DELİLLER :Dava konusu edilen 15.03.2009 tarihli ve 28.06.2009 tarihli genel kurul tutanakları, davalı kooperatifin defter ve kayıtları, tapu kayıtları, mahallinde 28.05.2010 tarihinde icra edilen keşif, bilirkişi heyeti raporu, mahkememizin 2010/77E., 2010/255K. sayılı (ilk) ilamı, Yargıtay 23. HD.’nin 2012/3305E., 2012/4816K. sayılı bozma ilamı, bozmandan sonra mahallinde icra edilen keşif ve neticesinde sunulan 23.11.2010 tarihli birinci bilirkişi heyeti raporu, mahallinde ikinci defa icra edilen keşif neticesinde sunulan 15.11.2013 tarihli ikinci bilirkişi heyeti raporu, bekletici mesele yapılan ceza dosyaları kapsamı.

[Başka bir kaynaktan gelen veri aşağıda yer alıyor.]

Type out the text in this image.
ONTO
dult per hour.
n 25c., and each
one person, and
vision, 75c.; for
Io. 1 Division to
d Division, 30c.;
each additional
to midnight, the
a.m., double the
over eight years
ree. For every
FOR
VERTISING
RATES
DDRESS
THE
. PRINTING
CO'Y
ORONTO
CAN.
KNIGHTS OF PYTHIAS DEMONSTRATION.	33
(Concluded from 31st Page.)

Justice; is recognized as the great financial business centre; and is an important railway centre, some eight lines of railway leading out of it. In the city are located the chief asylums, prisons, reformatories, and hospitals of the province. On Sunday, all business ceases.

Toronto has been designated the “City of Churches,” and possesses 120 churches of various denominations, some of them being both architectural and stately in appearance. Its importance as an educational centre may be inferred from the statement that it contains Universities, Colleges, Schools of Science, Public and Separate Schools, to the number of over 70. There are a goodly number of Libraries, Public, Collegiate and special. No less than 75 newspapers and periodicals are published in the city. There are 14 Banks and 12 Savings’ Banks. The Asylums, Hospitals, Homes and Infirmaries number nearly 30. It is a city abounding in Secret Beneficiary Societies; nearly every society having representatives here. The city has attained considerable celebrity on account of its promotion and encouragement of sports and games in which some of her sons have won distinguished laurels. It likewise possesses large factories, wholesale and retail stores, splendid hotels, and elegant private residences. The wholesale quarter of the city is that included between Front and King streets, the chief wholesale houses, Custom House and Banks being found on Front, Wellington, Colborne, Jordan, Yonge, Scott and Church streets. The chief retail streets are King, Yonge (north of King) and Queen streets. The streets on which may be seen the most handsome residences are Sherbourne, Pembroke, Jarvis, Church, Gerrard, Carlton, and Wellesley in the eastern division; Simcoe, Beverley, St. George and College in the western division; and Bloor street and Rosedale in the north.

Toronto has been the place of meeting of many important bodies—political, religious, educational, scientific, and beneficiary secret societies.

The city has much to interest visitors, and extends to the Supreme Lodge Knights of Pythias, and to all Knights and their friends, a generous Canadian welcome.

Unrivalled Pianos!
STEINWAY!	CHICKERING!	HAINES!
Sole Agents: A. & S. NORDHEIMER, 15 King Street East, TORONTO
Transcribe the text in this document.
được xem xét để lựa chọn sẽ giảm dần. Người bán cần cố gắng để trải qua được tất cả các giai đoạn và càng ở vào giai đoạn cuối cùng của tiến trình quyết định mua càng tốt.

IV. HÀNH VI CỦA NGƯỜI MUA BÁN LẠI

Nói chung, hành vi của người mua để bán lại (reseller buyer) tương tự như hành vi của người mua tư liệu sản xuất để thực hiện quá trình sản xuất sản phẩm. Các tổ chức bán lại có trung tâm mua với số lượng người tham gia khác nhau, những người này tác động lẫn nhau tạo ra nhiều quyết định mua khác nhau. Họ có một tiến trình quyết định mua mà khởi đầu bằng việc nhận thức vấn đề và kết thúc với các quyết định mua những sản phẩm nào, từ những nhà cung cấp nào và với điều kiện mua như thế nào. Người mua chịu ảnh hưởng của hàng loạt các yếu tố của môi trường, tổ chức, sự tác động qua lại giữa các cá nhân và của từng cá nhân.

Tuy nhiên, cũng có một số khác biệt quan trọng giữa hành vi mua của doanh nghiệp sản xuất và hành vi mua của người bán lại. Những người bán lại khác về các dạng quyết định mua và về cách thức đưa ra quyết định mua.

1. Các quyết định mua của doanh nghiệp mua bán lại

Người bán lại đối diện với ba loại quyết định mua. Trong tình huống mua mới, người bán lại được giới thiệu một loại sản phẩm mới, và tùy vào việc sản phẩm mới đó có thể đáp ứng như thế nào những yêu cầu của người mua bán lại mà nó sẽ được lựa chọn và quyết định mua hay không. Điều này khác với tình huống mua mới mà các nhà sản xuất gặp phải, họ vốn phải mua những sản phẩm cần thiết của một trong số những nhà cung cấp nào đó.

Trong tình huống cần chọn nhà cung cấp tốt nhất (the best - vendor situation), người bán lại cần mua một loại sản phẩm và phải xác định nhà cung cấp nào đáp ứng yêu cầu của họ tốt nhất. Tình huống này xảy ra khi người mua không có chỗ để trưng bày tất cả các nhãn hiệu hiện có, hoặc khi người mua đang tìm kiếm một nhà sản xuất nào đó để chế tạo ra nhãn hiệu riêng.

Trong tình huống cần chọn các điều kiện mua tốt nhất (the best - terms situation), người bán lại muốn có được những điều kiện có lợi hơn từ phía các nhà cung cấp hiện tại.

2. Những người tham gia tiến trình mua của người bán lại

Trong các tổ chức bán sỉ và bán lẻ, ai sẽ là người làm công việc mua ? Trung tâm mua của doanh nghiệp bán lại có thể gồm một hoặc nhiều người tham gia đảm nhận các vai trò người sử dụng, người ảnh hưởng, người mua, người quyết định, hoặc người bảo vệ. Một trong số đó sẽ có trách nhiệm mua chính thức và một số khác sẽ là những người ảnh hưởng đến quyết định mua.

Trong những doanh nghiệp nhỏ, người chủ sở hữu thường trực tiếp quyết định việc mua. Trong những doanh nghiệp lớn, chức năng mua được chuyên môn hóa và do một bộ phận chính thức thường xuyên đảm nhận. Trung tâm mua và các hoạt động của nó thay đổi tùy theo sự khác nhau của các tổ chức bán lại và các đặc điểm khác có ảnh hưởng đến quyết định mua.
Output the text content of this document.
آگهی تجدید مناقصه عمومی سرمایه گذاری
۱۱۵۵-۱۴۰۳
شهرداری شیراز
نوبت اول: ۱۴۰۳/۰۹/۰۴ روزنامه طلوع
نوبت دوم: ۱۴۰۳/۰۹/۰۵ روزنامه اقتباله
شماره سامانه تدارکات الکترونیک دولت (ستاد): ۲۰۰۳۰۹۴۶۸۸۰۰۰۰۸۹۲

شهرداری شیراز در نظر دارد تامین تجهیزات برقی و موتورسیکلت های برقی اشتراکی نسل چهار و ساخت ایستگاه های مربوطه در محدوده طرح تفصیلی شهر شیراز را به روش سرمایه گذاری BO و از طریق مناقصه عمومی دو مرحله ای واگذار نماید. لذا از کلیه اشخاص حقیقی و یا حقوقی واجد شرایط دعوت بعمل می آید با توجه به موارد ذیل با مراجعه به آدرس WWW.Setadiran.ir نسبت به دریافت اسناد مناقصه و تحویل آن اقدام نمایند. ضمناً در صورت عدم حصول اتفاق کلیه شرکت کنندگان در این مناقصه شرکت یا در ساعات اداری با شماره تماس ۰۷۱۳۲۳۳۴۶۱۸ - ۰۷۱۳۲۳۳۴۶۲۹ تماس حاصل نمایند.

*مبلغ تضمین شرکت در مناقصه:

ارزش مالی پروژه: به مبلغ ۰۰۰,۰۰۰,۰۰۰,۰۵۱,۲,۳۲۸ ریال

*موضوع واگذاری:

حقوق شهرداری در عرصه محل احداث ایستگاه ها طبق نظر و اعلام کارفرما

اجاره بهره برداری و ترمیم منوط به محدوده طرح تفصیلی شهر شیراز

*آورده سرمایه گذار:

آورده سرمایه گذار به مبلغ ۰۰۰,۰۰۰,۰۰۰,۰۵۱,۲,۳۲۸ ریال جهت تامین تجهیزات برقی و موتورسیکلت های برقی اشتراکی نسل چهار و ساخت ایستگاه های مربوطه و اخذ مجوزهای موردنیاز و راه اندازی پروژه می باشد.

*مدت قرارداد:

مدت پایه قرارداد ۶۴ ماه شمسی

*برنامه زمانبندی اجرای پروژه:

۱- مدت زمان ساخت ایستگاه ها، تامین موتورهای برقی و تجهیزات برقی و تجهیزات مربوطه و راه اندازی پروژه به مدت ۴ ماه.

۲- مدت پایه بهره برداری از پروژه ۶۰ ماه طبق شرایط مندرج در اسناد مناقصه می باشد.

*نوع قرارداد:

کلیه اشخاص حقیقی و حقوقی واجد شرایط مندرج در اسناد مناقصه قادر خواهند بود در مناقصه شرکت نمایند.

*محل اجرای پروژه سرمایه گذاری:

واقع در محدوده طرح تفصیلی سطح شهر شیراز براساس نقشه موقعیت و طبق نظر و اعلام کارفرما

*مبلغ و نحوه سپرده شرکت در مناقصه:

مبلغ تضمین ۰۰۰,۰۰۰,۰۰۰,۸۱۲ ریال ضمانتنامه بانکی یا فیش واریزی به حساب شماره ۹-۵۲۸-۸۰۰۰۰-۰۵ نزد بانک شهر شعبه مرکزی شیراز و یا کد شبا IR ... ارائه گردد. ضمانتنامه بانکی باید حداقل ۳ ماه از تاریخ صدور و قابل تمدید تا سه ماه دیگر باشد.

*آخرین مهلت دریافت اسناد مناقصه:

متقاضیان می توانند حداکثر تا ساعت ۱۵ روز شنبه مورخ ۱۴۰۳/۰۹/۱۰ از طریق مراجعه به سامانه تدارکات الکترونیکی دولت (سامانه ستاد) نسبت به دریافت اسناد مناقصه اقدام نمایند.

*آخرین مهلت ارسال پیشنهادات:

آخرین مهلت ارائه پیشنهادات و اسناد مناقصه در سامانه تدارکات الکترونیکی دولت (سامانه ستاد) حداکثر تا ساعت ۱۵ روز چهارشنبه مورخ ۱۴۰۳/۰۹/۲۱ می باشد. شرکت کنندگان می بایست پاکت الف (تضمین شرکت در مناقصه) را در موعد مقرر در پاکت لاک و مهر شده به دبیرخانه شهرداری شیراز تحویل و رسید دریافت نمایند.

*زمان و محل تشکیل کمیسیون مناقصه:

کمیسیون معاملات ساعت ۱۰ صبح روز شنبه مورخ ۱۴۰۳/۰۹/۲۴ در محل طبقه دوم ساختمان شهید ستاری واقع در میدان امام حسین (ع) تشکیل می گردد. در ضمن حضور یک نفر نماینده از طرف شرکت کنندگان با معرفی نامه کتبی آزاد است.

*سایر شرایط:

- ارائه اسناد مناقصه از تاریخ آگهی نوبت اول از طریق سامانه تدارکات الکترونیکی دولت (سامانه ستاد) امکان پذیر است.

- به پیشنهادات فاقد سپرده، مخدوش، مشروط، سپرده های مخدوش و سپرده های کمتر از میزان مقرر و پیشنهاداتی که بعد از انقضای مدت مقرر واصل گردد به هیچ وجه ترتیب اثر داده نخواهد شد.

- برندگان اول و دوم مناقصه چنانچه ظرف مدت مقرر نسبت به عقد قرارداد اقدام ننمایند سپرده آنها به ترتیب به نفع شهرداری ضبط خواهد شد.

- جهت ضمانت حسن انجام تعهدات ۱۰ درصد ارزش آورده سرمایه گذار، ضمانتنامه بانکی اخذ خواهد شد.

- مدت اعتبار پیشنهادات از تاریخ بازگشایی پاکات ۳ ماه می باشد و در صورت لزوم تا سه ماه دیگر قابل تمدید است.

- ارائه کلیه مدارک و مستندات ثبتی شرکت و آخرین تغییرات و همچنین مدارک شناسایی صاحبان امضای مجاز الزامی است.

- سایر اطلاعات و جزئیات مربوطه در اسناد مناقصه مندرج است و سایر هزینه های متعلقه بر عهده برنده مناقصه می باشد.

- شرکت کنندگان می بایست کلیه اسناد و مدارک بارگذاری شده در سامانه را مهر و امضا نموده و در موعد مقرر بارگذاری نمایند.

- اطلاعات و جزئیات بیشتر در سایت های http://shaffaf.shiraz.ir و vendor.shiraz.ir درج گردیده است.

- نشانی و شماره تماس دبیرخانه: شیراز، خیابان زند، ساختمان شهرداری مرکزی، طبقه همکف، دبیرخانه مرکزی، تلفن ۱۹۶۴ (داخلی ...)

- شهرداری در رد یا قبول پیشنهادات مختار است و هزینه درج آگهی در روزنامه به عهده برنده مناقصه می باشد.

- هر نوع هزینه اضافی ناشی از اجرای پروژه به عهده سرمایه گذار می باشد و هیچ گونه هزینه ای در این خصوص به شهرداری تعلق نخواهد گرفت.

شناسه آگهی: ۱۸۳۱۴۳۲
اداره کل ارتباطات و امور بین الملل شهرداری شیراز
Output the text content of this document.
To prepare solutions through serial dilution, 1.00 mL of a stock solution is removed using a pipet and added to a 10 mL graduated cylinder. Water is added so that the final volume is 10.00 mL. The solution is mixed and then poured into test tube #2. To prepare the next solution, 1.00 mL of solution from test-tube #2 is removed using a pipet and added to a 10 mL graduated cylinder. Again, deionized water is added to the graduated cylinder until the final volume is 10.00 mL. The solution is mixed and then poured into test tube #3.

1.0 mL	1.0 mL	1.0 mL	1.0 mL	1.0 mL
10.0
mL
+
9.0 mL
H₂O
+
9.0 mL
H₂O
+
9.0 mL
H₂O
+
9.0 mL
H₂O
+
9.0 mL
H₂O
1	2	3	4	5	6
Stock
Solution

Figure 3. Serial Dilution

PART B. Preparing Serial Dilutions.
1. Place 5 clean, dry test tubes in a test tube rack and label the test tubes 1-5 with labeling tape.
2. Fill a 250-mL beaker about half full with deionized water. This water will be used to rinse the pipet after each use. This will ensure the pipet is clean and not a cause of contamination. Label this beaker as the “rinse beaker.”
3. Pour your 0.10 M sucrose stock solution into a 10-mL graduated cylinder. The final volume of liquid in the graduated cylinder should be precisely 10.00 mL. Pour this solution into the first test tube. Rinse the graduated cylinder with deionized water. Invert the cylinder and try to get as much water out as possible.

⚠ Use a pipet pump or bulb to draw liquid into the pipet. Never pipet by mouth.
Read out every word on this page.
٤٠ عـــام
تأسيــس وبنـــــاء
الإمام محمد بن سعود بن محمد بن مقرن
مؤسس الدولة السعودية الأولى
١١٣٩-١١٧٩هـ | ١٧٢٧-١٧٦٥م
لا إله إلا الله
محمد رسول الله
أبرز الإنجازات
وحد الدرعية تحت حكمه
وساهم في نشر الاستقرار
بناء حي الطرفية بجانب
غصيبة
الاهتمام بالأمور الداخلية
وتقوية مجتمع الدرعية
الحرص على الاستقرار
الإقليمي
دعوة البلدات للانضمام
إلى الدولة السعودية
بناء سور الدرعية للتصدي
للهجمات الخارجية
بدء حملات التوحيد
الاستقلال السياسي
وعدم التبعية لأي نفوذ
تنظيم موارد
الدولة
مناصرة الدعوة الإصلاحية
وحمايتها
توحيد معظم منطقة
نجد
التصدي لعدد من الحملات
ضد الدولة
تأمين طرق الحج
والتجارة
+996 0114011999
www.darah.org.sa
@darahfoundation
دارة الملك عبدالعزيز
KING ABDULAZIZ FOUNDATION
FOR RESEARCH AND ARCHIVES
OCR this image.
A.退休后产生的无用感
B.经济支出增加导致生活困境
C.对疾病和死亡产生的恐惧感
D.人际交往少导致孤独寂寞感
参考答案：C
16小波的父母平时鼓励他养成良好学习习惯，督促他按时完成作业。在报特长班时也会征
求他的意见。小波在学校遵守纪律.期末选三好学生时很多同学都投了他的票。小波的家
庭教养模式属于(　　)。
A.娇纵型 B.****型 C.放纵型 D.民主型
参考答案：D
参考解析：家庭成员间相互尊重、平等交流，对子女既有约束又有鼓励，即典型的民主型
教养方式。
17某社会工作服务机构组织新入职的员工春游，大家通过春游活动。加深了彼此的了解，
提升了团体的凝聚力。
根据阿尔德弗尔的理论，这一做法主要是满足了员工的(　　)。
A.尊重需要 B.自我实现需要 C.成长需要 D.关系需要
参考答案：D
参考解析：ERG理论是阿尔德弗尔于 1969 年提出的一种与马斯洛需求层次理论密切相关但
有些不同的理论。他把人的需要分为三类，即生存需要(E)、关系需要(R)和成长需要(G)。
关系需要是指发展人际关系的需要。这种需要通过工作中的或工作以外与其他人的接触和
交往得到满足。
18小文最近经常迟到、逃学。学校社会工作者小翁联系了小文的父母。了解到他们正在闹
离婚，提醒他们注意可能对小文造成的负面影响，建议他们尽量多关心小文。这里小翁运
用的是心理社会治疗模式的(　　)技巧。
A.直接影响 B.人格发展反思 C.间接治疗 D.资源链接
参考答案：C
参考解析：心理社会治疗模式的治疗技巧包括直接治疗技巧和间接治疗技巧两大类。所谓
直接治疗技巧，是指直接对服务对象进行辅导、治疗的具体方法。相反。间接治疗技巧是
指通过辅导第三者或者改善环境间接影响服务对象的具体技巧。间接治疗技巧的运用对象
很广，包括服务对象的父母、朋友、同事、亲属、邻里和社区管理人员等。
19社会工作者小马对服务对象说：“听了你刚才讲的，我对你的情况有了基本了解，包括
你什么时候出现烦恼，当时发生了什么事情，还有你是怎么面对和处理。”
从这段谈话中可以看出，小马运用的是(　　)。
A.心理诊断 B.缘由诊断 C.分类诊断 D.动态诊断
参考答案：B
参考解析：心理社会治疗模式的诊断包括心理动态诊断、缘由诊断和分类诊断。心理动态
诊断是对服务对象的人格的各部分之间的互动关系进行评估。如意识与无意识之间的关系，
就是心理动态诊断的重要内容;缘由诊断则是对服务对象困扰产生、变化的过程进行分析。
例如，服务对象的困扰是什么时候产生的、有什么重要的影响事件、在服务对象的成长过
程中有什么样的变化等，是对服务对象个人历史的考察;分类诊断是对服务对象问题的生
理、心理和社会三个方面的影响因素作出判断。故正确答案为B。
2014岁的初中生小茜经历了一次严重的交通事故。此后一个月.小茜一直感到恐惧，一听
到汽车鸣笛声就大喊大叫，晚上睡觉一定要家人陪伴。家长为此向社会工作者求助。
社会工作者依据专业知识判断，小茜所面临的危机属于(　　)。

GEREKÇE :Talep, davalı kooperatifin 15.03.2009 tarihli olağan genel kurulu ile 28.06.2009 tarihli olağanüstü genel kurullarında alınan kararların iptali; davalı kooperatif yöneticilerinin kusurlu eylemleri ile verdikleri zararların kendilerinden tahsili (hukuki sokumluluk) istemine ilişkindir.
Tarafların bildirdikleri deliller toplanmış, uzman bilirkişi heyetiyle mahallinde keşif icra edilip rapor düzenlenmesi sağlanmıştır.
Genel kurul tutanakları, bilirkişi raporu ve dosyada mevcut tüm deliller birlikte değerlendirildiğinde, davalı kooperatifin 15/03/2009 tarihli olağan genel kurul toplantısında ve 28/06/2009 tarihli olağanüstü genel kurul toplantısında alınan kararların iptali için açılan davanın 1 aylık hak düşürücü süre geçtikten sonra açıldığı, her iki genel kurul toplantısında alınan kararların kanuna ve iyi niyet esaslarına aykırılığının bulunmadığı, kooperatif yöneticileri hakkında hukuki sorumluluk davası açılabilmesi için gerekli olan genel kurulca dava açılması yolunda alınmış bir kararın bulunmadığı ve davanın kooperatif denetçileri tarafından açılmadığı sonuç ve kanaatine varan mahkememizce davanın reddine karar verilmiştir.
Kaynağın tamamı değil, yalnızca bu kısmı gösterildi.